Identification of C/EBPδ-Modifying Compounds as Potential Anticancer Agents Using a High-Throughput Drug Screen
CCAAT/enhancer-binding protein delta, commonly referred to as C/EBPδ, has been implicated in diverse roles in cancer progression. Studies have indicated that C/EBPδ can foster tumor growth, contribute to the development of drug resistance, and promote the formation of metastases in certain types of cancer. Conversely, our previous work has demonstrated that the re-expression of C/EBPδ can actually limit the characteristics associated with tumor progression in pancreatic ductal adenocarcinoma, or PDAC. Consequently, the pharmacological manipulation of C/EBPδ activity, either through activation or inhibition, may hold clinical significance. The ability to modulate C/EBPδ is also highly desirable for preclinical investigations aimed at understanding its function in various cancer contexts. However, it is noteworthy that only a limited number of molecules capable of modifying C/EBPδ activity have been identified to date.

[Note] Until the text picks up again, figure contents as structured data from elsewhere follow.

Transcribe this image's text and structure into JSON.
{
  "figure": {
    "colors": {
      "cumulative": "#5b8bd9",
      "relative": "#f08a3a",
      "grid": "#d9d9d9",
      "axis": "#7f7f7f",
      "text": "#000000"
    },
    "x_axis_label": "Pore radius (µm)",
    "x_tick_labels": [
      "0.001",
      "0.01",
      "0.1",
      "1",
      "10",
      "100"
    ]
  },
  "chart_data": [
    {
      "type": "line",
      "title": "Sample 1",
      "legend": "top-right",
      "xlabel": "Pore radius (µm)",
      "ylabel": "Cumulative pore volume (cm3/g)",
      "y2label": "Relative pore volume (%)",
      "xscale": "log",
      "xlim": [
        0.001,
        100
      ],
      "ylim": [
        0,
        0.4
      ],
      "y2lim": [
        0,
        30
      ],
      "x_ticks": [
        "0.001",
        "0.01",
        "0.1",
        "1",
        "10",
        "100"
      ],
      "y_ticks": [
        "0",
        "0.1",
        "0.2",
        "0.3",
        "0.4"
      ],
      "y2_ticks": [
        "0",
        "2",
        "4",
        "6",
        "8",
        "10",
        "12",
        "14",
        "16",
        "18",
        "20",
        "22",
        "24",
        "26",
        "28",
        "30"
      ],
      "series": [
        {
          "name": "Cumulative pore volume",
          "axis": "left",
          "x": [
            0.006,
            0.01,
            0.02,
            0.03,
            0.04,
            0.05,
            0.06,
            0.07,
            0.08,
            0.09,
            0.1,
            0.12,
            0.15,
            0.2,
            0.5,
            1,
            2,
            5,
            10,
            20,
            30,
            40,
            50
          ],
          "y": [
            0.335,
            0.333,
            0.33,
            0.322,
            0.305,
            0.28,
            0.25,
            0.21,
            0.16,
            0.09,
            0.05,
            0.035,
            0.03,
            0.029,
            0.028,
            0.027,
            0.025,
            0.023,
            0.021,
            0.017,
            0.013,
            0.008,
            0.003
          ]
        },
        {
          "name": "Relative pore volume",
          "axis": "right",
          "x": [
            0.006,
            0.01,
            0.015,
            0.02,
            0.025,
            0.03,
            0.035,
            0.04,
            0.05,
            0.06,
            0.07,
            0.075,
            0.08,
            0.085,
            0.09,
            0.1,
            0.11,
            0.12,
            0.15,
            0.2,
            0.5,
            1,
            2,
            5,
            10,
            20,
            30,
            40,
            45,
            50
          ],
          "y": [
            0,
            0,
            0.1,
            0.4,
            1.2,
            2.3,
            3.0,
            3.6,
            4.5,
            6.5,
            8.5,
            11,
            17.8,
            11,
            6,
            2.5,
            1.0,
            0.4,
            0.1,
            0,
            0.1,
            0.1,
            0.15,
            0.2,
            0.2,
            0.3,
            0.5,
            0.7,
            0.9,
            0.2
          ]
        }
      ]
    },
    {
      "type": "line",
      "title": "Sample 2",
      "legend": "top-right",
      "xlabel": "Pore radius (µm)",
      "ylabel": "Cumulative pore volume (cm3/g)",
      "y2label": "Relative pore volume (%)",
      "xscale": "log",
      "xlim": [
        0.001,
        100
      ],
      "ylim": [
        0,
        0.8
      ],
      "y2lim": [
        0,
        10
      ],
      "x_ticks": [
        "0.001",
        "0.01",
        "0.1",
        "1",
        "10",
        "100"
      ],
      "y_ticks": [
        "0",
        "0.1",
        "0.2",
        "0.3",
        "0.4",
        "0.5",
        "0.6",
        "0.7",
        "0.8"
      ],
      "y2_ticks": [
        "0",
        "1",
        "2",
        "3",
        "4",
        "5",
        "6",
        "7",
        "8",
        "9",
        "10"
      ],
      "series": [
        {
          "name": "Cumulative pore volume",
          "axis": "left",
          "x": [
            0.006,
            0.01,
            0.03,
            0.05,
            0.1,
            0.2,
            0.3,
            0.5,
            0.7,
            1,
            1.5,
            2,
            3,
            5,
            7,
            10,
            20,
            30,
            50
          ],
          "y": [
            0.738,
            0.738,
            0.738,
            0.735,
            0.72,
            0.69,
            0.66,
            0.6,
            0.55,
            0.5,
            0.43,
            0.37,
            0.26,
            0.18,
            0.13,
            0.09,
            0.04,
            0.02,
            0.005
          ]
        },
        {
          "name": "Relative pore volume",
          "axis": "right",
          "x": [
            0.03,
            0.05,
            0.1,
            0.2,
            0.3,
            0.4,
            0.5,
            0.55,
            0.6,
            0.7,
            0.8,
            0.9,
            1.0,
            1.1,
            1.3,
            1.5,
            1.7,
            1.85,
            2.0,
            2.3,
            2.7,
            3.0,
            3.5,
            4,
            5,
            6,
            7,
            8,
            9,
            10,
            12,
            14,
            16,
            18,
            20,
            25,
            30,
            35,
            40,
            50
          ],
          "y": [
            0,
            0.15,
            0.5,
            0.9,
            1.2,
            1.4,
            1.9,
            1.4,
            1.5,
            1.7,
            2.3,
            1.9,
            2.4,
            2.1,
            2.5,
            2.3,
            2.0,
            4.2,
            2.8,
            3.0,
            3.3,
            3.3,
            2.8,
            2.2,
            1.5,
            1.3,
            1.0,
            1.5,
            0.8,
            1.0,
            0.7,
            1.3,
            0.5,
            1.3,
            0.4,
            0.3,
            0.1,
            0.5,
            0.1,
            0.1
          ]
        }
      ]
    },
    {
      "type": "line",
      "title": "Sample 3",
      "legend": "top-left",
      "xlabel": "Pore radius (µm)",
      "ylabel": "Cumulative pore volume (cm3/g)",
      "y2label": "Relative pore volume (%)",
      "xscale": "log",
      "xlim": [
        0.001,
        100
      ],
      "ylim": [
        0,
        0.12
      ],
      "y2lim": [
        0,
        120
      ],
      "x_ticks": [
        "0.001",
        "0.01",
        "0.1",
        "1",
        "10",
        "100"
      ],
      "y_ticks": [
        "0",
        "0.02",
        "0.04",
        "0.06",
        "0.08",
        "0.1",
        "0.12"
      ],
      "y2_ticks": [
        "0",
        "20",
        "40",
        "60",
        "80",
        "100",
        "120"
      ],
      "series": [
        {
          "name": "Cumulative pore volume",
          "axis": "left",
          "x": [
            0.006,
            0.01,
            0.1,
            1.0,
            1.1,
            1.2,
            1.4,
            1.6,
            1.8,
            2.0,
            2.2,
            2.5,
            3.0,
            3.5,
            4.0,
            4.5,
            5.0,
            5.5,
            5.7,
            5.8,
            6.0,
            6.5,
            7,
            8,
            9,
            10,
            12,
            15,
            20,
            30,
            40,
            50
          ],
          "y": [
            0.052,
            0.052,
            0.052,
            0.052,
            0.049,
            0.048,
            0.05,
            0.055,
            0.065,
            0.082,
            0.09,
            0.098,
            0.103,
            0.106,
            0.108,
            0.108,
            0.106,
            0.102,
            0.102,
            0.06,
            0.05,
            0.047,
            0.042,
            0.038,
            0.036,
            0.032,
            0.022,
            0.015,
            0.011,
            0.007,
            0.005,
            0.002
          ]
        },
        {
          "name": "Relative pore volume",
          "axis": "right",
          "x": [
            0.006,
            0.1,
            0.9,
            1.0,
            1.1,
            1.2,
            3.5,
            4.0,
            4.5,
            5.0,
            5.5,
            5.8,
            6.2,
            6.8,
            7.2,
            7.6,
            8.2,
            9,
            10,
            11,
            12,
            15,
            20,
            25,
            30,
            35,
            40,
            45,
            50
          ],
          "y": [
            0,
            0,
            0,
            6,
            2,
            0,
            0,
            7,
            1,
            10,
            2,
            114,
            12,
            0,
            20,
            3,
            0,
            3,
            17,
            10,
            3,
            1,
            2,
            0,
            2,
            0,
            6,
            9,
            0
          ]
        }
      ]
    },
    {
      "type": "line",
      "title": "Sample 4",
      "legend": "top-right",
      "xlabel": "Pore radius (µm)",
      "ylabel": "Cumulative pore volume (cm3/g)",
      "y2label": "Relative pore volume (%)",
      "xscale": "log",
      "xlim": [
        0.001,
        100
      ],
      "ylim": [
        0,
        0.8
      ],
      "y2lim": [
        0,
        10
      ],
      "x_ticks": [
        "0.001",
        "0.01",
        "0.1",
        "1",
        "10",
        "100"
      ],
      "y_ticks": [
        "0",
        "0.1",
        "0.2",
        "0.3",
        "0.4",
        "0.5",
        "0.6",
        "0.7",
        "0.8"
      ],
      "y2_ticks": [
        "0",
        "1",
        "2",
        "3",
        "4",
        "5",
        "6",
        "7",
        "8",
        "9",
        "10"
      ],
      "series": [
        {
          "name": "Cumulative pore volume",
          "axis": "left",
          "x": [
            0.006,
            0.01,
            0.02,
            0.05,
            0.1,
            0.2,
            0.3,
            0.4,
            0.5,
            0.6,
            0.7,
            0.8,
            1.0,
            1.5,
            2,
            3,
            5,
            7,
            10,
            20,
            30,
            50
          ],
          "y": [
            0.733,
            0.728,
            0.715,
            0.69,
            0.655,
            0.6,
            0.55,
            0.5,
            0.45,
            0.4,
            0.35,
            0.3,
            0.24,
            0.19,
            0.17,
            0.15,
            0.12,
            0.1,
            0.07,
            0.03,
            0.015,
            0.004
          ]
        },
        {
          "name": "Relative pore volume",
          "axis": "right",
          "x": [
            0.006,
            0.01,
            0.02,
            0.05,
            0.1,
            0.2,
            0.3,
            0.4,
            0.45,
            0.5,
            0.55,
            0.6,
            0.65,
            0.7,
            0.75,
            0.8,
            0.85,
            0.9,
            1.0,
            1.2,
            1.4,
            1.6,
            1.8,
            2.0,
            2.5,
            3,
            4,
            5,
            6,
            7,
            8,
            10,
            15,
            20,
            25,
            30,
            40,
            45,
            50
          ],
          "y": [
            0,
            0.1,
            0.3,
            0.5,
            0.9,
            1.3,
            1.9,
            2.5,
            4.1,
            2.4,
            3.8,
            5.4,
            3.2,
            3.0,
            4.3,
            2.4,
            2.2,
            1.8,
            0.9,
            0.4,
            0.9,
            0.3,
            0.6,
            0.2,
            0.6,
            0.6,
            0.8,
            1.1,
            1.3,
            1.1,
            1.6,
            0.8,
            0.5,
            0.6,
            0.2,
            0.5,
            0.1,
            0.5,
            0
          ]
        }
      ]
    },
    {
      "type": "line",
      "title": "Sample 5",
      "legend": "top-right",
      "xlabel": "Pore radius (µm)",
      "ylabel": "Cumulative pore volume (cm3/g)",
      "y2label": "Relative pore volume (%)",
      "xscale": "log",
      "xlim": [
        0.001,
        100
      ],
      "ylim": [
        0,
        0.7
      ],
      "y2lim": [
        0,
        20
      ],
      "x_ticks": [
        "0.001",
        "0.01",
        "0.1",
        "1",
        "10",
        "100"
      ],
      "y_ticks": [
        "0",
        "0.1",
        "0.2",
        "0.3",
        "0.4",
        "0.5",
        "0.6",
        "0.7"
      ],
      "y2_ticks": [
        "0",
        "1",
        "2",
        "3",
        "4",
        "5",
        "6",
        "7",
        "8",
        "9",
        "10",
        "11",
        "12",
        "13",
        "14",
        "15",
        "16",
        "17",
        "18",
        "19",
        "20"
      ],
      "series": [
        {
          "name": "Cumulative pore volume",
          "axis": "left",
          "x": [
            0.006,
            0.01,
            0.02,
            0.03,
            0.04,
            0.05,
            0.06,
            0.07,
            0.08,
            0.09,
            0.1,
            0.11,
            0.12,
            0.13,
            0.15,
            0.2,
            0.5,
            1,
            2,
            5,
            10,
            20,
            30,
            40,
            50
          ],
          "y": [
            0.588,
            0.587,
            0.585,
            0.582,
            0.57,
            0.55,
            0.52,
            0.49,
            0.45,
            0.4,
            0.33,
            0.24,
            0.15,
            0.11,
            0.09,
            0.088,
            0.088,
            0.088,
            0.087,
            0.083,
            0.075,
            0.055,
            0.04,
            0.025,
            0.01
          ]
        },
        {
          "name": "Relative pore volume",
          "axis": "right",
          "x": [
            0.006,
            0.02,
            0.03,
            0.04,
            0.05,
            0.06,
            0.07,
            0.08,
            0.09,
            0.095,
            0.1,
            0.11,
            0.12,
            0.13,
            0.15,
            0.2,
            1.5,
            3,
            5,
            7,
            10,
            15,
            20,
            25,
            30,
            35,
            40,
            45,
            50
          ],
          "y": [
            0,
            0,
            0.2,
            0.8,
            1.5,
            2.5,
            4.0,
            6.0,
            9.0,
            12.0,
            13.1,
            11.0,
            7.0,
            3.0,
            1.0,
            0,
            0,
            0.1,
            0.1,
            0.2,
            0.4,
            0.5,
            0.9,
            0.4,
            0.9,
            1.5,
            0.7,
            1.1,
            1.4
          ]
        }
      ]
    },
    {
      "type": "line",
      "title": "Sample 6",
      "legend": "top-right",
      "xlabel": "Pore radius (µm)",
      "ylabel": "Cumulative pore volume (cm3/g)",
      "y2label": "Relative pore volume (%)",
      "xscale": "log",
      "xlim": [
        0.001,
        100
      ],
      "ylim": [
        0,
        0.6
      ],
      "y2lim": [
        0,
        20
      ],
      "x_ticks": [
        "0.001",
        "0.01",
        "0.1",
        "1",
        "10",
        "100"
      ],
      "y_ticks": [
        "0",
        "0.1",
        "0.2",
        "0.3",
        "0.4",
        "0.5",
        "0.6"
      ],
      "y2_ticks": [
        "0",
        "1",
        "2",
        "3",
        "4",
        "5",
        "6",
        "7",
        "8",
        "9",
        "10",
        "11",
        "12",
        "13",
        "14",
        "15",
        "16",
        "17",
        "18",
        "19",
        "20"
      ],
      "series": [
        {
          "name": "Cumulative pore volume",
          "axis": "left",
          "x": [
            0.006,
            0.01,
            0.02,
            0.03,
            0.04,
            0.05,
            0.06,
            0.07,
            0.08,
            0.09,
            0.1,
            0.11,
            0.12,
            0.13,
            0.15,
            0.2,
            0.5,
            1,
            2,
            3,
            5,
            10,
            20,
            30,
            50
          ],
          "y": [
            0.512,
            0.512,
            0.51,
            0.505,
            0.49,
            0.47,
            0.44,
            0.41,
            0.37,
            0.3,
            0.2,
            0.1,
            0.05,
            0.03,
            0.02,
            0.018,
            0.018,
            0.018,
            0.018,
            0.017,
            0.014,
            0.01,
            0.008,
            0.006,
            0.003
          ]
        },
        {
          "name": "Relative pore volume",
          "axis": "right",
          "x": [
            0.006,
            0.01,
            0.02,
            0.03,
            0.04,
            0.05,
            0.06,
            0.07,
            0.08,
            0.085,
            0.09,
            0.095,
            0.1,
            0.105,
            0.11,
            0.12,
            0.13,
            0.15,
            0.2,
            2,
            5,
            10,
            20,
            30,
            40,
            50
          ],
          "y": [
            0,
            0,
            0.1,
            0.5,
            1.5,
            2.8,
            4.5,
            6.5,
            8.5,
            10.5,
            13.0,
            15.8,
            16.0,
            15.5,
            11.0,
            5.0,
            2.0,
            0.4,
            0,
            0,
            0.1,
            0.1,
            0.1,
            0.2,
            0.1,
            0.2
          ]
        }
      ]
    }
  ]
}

In this study, we present the results of a high-throughput screening of chemical compounds, utilizing a newly developed enhanced green fluorescent protein, or eGFP, reporter system. The objective of this screen was to identify additional compounds that could either enhance or diminish the transcriptional activity of C/EBPδ. Through the screening of 1402 small molecule inhibitors, we successfully identified a total of 22 potent inducers and 18 inhibitors of C/EBPδ-mediated eGFP fluorescence. To gain further insight into the mechanisms of action of these compounds, we performed pathway enrichment analysis. This analysis revealed a general trend: the inhibition of the cell cycle tends to induce an increase in C/EBPδ activity, while compounds that target the PI3K/Akt/mTOR signaling pathway tend to reduce C/EBPδ activity.
We further validated the potential importance of cell cycle-mediated regulation of C/EBPδ by demonstrating that four of the most effective C/EBPδ activators identified in our screen—specifically R547, PHA793387, AZD5438, and AT7519, all of which are multi-cyclin-dependent kinase, or CDK, inhibitors—were able to limit the clonal expansion of PDAC cells. Beyond providing a valuable collection of compounds that can modulate C/EBPδ for use in preclinical studies, this research contributes to a broader understanding of the molecular mechanisms that regulate C/EBPδ, both in general and specifically within the context of PDAC.